NJCRIB Notes Complaints on AIG Terrorist Risk Charges

October 9, 2003

New Jersey’s Compensation Rating and Inspection Bureau has released an advisory bulletin noting that it has “been receiving complaints from agents and insureds that the AIG companies have been applying a Terrorism Risk Charge of 3 percent of premium rather than the established 2 cents per hundred dollars of payroll to its policies as required by the Manual.”

The announcement noted: “The Federal Terrorism Risk Insurance Act (TRIA) partially preempts state law and allows for individual carriers and or Rating Bureaus to file with State Insurance Regulators a specific terrorism risk charge which is subject to subsequent regulatory review to determine if the charge is excessive, inadequate or unfairly discriminatory.

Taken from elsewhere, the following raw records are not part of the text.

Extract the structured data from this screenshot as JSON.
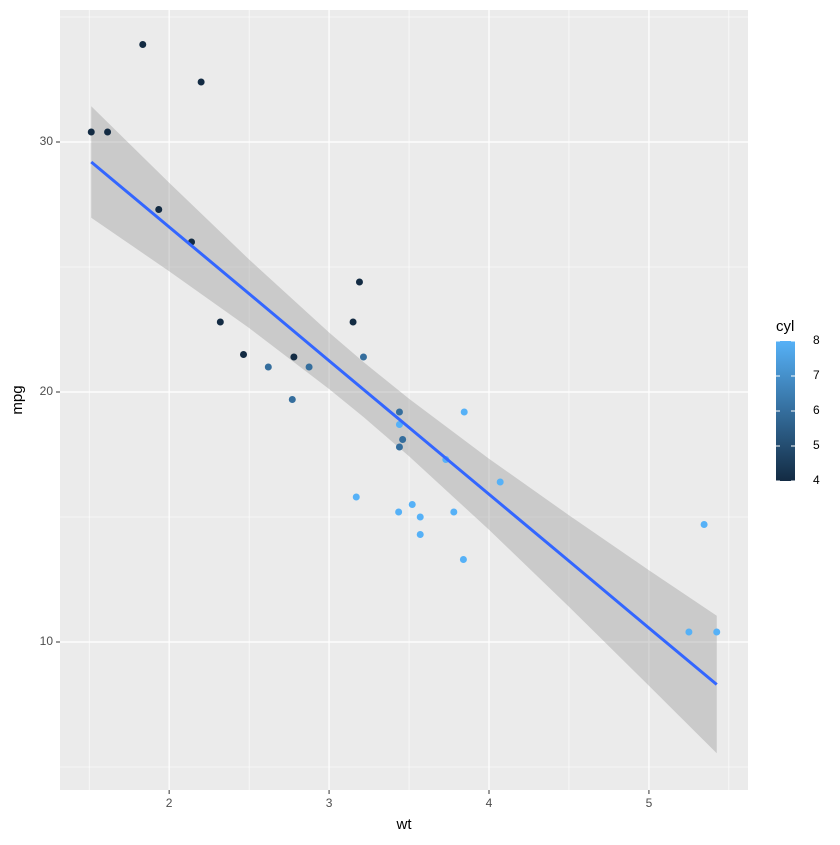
{
  "chart_data": {
    "type": "scatter",
    "x_label": "wt",
    "y_label": "mpg",
    "xlim": [
      1.3175,
      5.6195
    ],
    "ylim": [
      4.08,
      35.28
    ],
    "xticks": [
      2,
      3,
      4,
      5
    ],
    "yticks": [
      10,
      20,
      30
    ],
    "xminor_ticks": [
      1.5,
      2.5,
      3.5,
      4.5,
      5.5
    ],
    "yminor_ticks": [
      5,
      15,
      25,
      35
    ],
    "grid": true,
    "points": {
      "x": [
        2.62,
        2.875,
        2.32,
        3.215,
        3.44,
        3.46,
        3.57,
        3.19,
        3.15,
        3.44,
        3.44,
        4.07,
        3.73,
        3.78,
        5.25,
        5.424,
        5.345,
        2.2,
        1.615,
        1.835,
        2.465,
        3.52,
        3.435,
        3.84,
        3.845,
        1.935,
        2.14,
        1.513,
        3.17,
        2.77,
        3.57,
        2.78
      ],
      "y": [
        21.0,
        21.0,
        22.8,
        21.4,
        18.7,
        18.1,
        14.3,
        24.4,
        22.8,
        19.2,
        17.8,
        16.4,
        17.3,
        15.2,
        10.4,
        10.4,
        14.7,
        32.4,
        30.4,
        33.9,
        21.5,
        15.5,
        15.2,
        13.3,
        19.2,
        27.3,
        26.0,
        30.4,
        15.8,
        19.7,
        15.0,
        21.4
      ],
      "cyl": [
        6,
        6,
        4,
        6,
        8,
        6,
        8,
        4,
        4,
        6,
        6,
        8,
        8,
        8,
        8,
        8,
        8,
        4,
        4,
        4,
        4,
        8,
        8,
        8,
        8,
        4,
        4,
        4,
        8,
        6,
        8,
        4
      ]
    },
    "fit": {
      "color": "#3366ff",
      "band_color": "#999999",
      "x": [
        1.513,
        2.0,
        2.5,
        3.0,
        3.217,
        3.5,
        4.0,
        4.5,
        5.0,
        5.424
      ],
      "y": [
        29.2,
        26.6,
        23.93,
        21.25,
        20.09,
        18.58,
        15.91,
        13.24,
        10.56,
        8.3
      ],
      "lower": [
        26.97,
        24.83,
        22.56,
        20.12,
        18.99,
        17.43,
        14.49,
        11.41,
        8.25,
        5.55
      ],
      "upper": [
        31.43,
        28.37,
        25.3,
        22.38,
        21.19,
        19.73,
        17.33,
        15.07,
        12.87,
        11.05
      ]
    },
    "legend": {
      "title": "cyl",
      "ticks": [
        4,
        5,
        6,
        7,
        8
      ],
      "lim": [
        4,
        8
      ],
      "low": "#132b43",
      "high": "#56b1f7"
    }
  }
}
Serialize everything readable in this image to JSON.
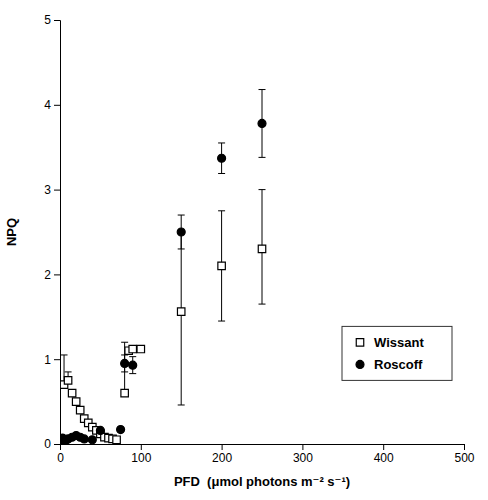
{
  "chart_data": {
    "type": "scatter",
    "xlabel": "PFD  (μmol photons m⁻² s⁻¹)",
    "ylabel": "NPQ",
    "xlim": [
      0,
      500
    ],
    "ylim": [
      0,
      5
    ],
    "xticks": [
      0,
      100,
      200,
      300,
      400,
      500
    ],
    "yticks": [
      0,
      1,
      2,
      3,
      4,
      5
    ],
    "legend": "lower right",
    "series": [
      {
        "name": "Wissant",
        "marker": "open-square",
        "color": "black",
        "x": [
          5,
          10,
          15,
          20,
          25,
          30,
          35,
          40,
          45,
          50,
          55,
          60,
          65,
          70,
          80,
          85,
          90,
          100,
          150,
          200,
          250
        ],
        "values": [
          0.7,
          0.75,
          0.6,
          0.5,
          0.4,
          0.3,
          0.25,
          0.2,
          0.16,
          0.12,
          0.08,
          0.07,
          0.06,
          0.05,
          0.6,
          1.1,
          1.12,
          1.12,
          1.56,
          2.1,
          2.3
        ],
        "error_lo": [
          0.0,
          0.0,
          0.0,
          0.0,
          0.0,
          0.0,
          0.0,
          0.0,
          0.0,
          0.0,
          0.0,
          0.0,
          0.0,
          0.0,
          0.0,
          0.0,
          0.0,
          0.0,
          1.1,
          0.65,
          0.65
        ],
        "error_hi": [
          0.35,
          0.1,
          0.0,
          0.0,
          0.0,
          0.0,
          0.0,
          0.0,
          0.0,
          0.0,
          0.0,
          0.0,
          0.0,
          0.0,
          0.6,
          0.0,
          0.0,
          0.0,
          0.95,
          0.65,
          0.7
        ]
      },
      {
        "name": "Roscoff",
        "marker": "circle",
        "color": "black",
        "x": [
          0,
          1,
          2,
          3,
          4,
          5,
          6,
          8,
          10,
          15,
          20,
          25,
          30,
          40,
          50,
          75,
          80,
          90,
          150,
          200,
          250
        ],
        "values": [
          0.04,
          0.05,
          0.06,
          0.07,
          0.06,
          0.05,
          0.04,
          0.05,
          0.06,
          0.08,
          0.1,
          0.08,
          0.06,
          0.05,
          0.16,
          0.17,
          0.95,
          0.93,
          2.5,
          3.37,
          3.78
        ],
        "error": [
          0.0,
          0.0,
          0.0,
          0.0,
          0.0,
          0.0,
          0.0,
          0.0,
          0.0,
          0.0,
          0.0,
          0.0,
          0.0,
          0.0,
          0.0,
          0.0,
          0.1,
          0.1,
          0.2,
          0.18,
          0.4
        ]
      }
    ]
  }
}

“On behalf of its member carriers, NJCRIB filed with the New Jersey Commissioner of Insurance and received approval of a mandatory Terrorism Risk Charge of .02 cents per $100 of total policy payroll, effective January 1, 2003.” The provision was duly noted in the Bureau’s inspection manual, and members are required to comply with it.

The Bureau and New Jersey’s Insurance Commissioner “have advised AIG that this method of calculating the terrorism charge on policies written for New Jersey employers is unfairly discriminatory and is in violation of 3:9 of the Manual rules. The company was thus directed to comply with the Manual rule,” said the bulletin.

According to the Bureau’s announcement AIG responded that the company’s “need to fund their deductible under TRIA cannot be met using the 2 cents terrorism charge and they believe they are legally justified under the Federal Terrorism Risk Insurance Act to continue using the method they have chosen, specifically 3% of premium. In addition, AIG has informed the Bureau that they will apply the 2 cents per $100 of payroll methodology to residual market business, but not to voluntary business.”

The Bureau said it “is working with the Commissioner to determine what action, if any, may be taken to resolve this matter.” It advised “Producers and others when faced with a 3% of premium TRIA charge to refer AIG and any other carrier, to the approved Manual provision (2:1-3) setting forth the approved 2 cents per $100 of payroll.”

It also noted, “Agents and insureds may, at their discretion, accept a terrorism risk charge not in compliance with the Manual subject to a potential subsequent adjustment resulting from any enforcement action that may occur, and asked that “any instances of the use of a TRIA charge not in compliance with the Manual be referred to the Bureau in writing.”